DigiLAN
All tucked in

All tucked in

This image has an empty alt attribute; its file name is IMG_0178-156x300.jpeg  The reorganized rack is all tucked in.  This rack serves the home with some important services, and with this most recent organization I think there are some good things going on here.  At the top of the rack is a patch panel that has 24 ports going all over the house, though to be honest most of them are in the basement.

I have a 48 port ubiquiti switch, mostly so port 1 on the patch panel can line up to port 1 on the switch, which is probably one of the worst reasons I’ve heard for a 48 port but here we are.

Below that I have a power switch, good for powering on and off the various servers if I need to manually cut power.  Behind the rack there’s another power switch that’s always on.

On either side of the power switch I have an inline power converter to power the Ubiquiti AP in the living room, and a Cloud Key.  Fun fact about the cloud key that is the controller now for 3 remote sites and my own home.  VPNS are pretty fantastic!

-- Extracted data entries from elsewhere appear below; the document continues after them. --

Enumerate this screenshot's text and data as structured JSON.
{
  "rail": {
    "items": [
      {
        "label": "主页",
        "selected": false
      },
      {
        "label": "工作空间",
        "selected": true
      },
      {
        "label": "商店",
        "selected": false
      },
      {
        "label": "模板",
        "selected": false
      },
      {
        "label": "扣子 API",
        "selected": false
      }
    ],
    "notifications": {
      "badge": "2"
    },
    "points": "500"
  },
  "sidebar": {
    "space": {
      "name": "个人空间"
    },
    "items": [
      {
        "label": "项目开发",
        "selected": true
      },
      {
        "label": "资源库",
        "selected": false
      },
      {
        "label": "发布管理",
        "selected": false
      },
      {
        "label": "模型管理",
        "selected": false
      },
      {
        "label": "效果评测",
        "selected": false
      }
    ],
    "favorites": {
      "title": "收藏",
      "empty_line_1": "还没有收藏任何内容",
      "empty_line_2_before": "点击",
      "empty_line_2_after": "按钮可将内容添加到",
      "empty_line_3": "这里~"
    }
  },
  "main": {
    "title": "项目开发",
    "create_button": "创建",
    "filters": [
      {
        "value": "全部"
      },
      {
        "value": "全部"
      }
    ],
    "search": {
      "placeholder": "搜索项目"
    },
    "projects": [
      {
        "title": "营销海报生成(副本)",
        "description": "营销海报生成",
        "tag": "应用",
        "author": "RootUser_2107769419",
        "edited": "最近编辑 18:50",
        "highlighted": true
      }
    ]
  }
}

Under that there is an old Lenovo Desktop turned ESXi host.  This runs some virtual machines including DigilanRose-DC, a secondary domain controller to another one located off site at a IPsec VPN location.  This also runs OSSIM, which potentially will get it’s own blog post at some point but we’ll see how good I am at this stuff.

Below the server is a battery backup – with all of this running I’ll get about 10 minutes of power loss time.  Not too bad.

Next there is an overflow hard drive caddy, a tiny monitor for emergencies, a Synology NAS and my AT&T modem.  I’ve had AT&T Fiber now for about a year and I’m pretty happy with it, I do love the speeds.

Still further down is the plex server and virtual machine host.  This is a beast of a machine with 92GB of ram to run virtual machines.  It’s currently running freenas and I really owe it to the hardware to convert it to ESXi for proper virtualization.

Finishing up the tour is a Dell R710 that isn’t turned on because of heat and power, and a Dell MD1000 with 24TB of off and unused storage for the same reason.